Değerli okuyucularım bu hafta yoksulluk ve yoksunluğun toplumsal ve kültürel etkileri üzerinde duracağım. Yoksulluk bir toplumun çözmesi gereken en önemli hususlardan biridir. Yoksun insanların artması toplum içinde sınıf farklılıklarını artırmaktadır. Bu da bazı sorunları beraberinde getirmektedir Teknoloji çağında iletişimin üst düzey olduğu günümüzde yoksul insanlar varlık sahibi kesimlere özenmekte, bu da bazı suçlara teşvik etmektedir. Ayrıca çalışmayan yoksul kesim devlet tarafından desteklenmeli ama en önemlisi bunların iş sahibi yapılmasıdır. Devamlı yardım alan insanlar bir süre sonra çalışmak istememektedir. Aktif işsizlik olarak nitelediğimiz bu durum uzun vadede sıkıntılı durum oluşturmaktadır.

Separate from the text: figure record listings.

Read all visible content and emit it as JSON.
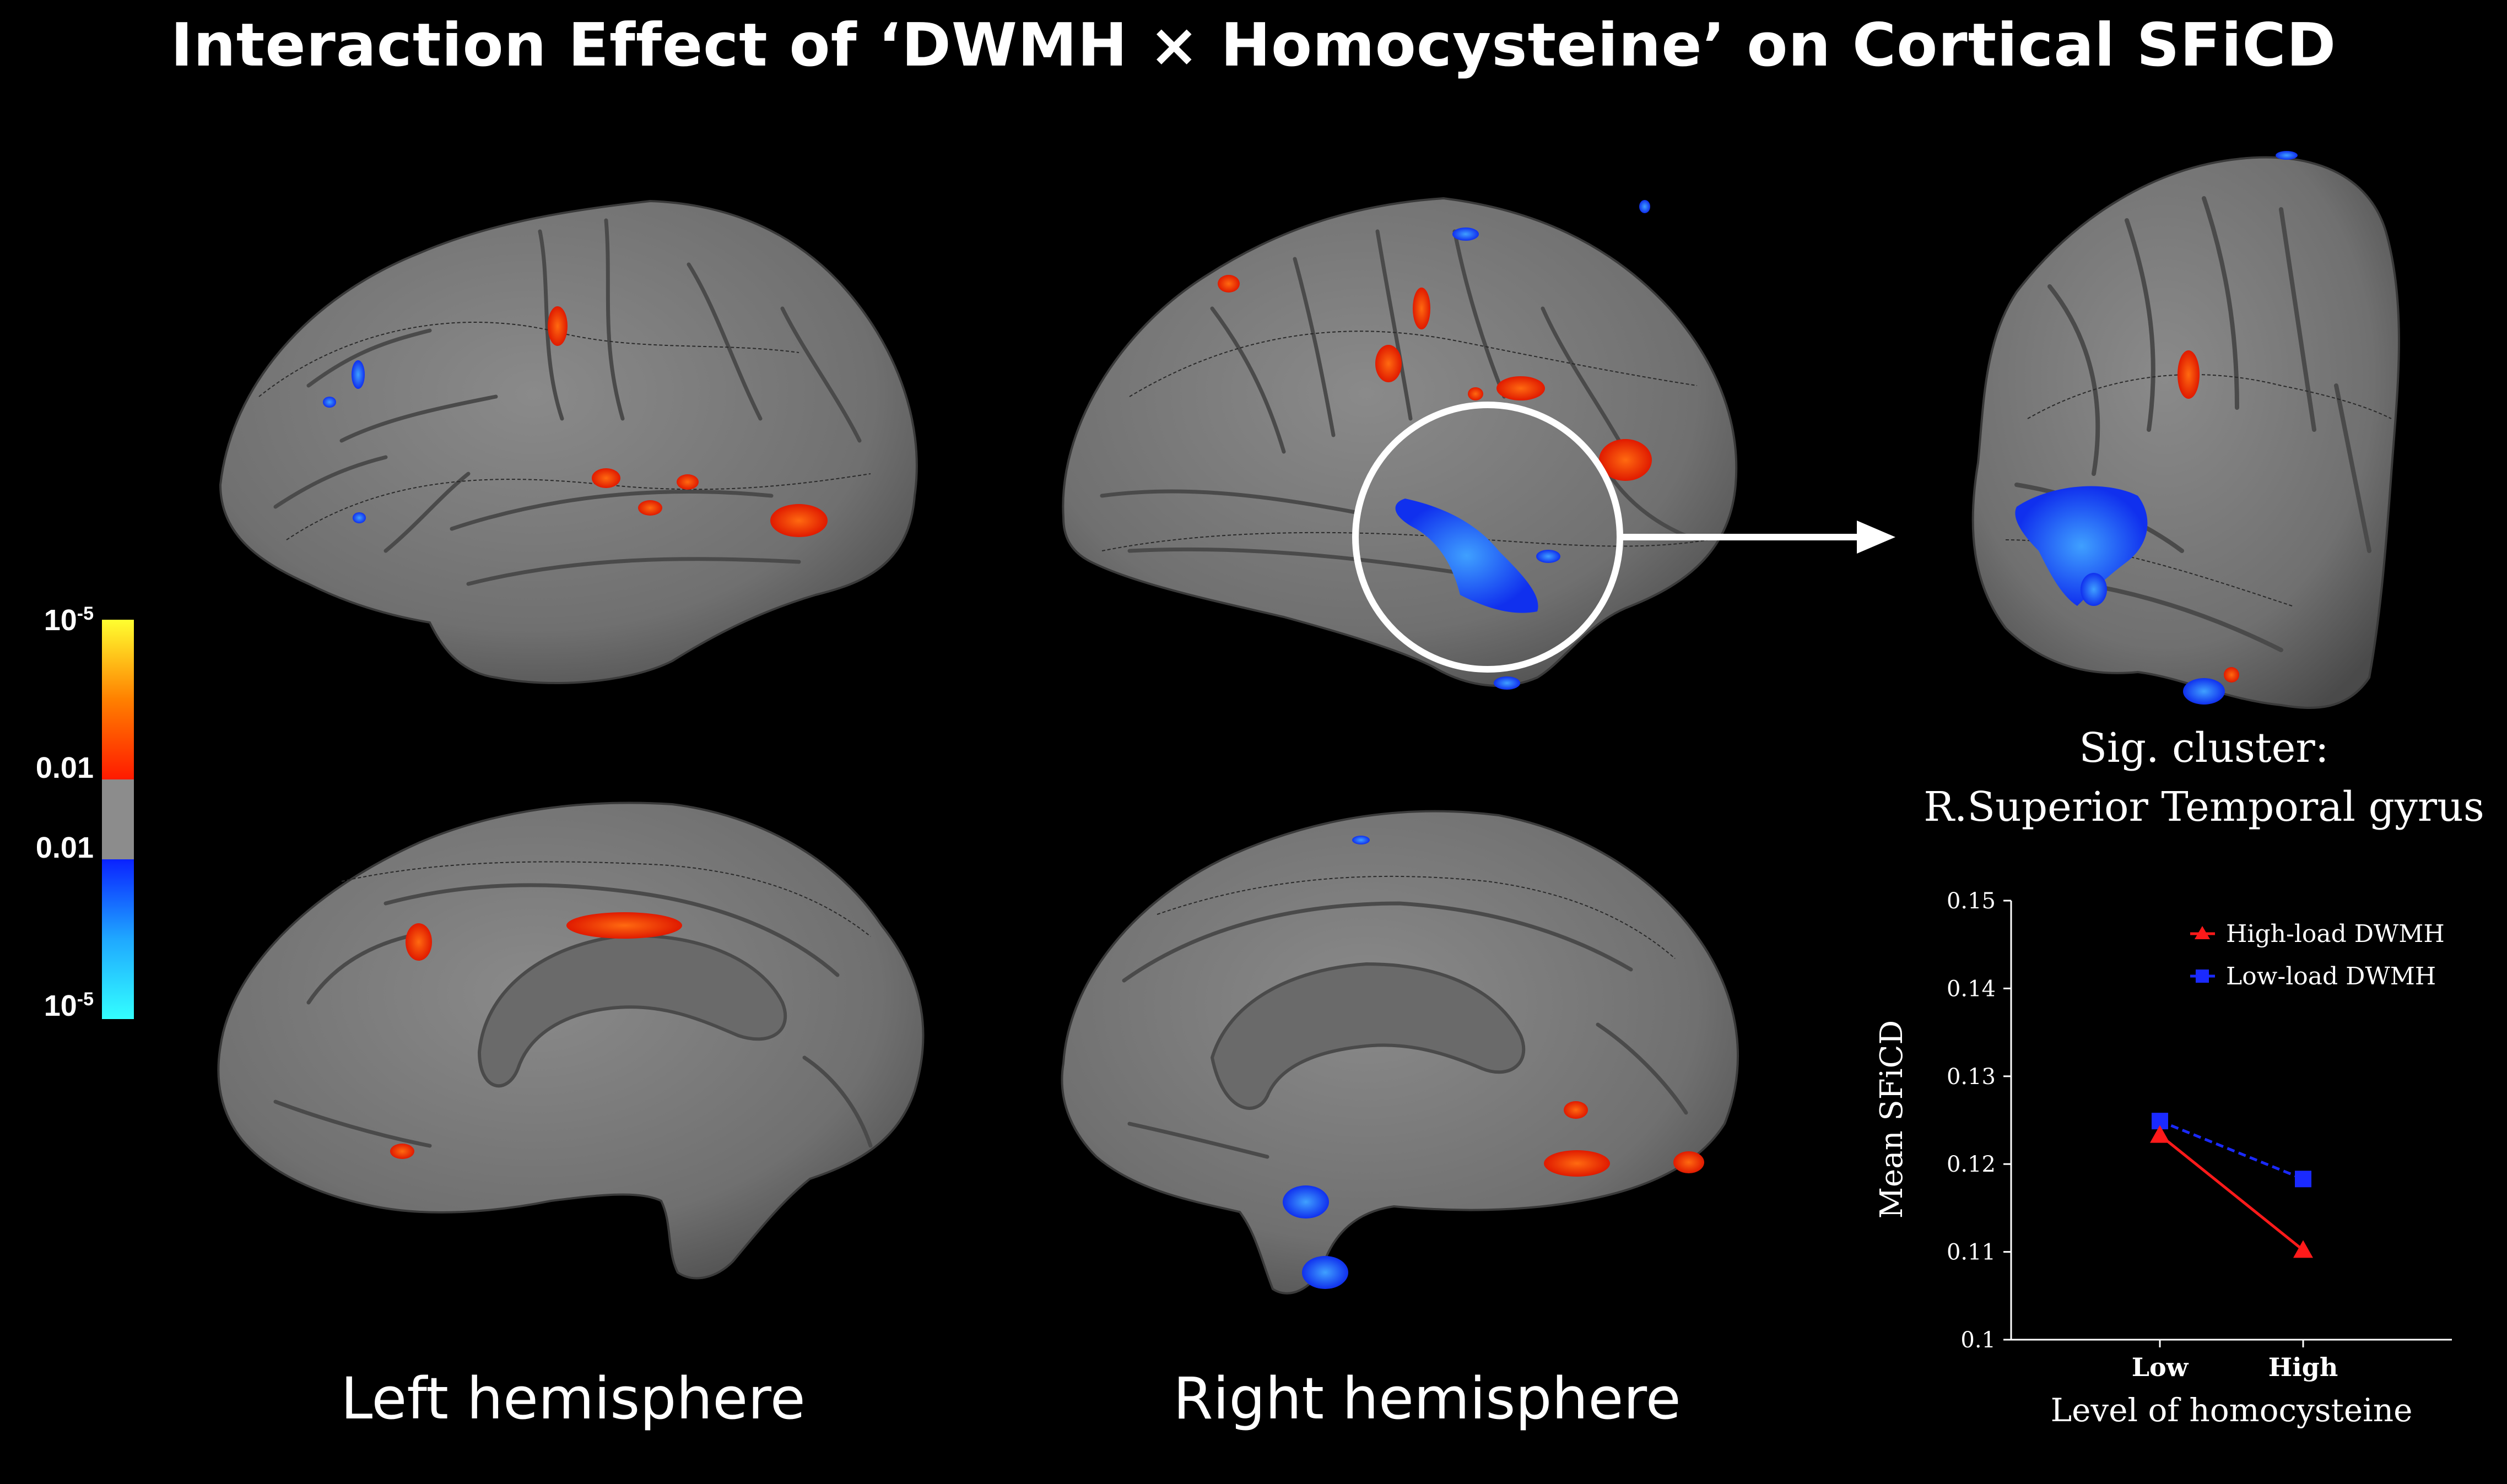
{
  "title": "Interaction Effect of ‘DWMH × Homocysteine’ on Cortical SFiCD",
  "colorbar": {
    "ticks": [
      "10",
      "0.01",
      "0.01",
      "10"
    ],
    "exp": [
      "-5",
      "-5"
    ],
    "positive_colors": [
      "#ffff30",
      "#ff8000",
      "#ff1a00"
    ],
    "neutral_color": "#8c8c8c",
    "negative_colors": [
      "#0a22ff",
      "#1fa8ff",
      "#33ffff"
    ]
  },
  "hemispheres": {
    "left_label": "Left hemisphere",
    "right_label": "Right hemisphere"
  },
  "zoom": {
    "cluster_label_line1": "Sig. cluster:",
    "cluster_label_line2": "R.Superior Temporal gyrus"
  },
  "colors": {
    "cortex": "#7a7a7a",
    "cortex_dark": "#5a5a5a",
    "red_cluster": "#ee2a0a",
    "blue_cluster": "#1a5cff"
  },
  "chart_data": {
    "type": "line",
    "categories": [
      "Low",
      "High"
    ],
    "series": [
      {
        "name": "High-load DWMH",
        "values": [
          0.1233,
          0.1102
        ],
        "color": "#ff1a1a",
        "marker": "triangle",
        "style": "solid"
      },
      {
        "name": "Low-load DWMH",
        "values": [
          0.1249,
          0.1183
        ],
        "color": "#1a2aff",
        "marker": "square",
        "style": "dashed"
      }
    ],
    "xlabel": "Level of homocysteine",
    "ylabel": "Mean SFiCD",
    "ylim": [
      0.1,
      0.15
    ],
    "yticks": [
      "0.1",
      "0.11",
      "0.12",
      "0.13",
      "0.14",
      "0.15"
    ],
    "legend_position": "top-right",
    "grid": false
  }
}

Yoksul ve yoksun kesim bazı art niyetli kişilerce kolaylıkla kullanılmaktadır. Bu nedenle yoksullukla mücadele toplumsal ahlakın gelişmesinde ve suç oranlarının azaltılmasında son derece önemlidir. Devletin aslı vazifelerinden biri sosyal adaleti tesis etmesidir. Sosyal adaleti bozan en önemli konu da işsizlik oranlarının artmasıdır. Yoksulluk ve yoksunluk sadaka kültürünü yaygınlaştırmaktadır. Seçimlerde oylarını parayla ya da menfaat karşılığı satan insanların artması demokrasi kültürümüze de zarar vermektedir.
Sonuç olarak; salgın sürecinde iyice artan yoksulluk ve beraberinde getirdiği yoksunluk ile mücadelede devletin hızlı çözümler getirmesi elzem bir ihtiyaçtır.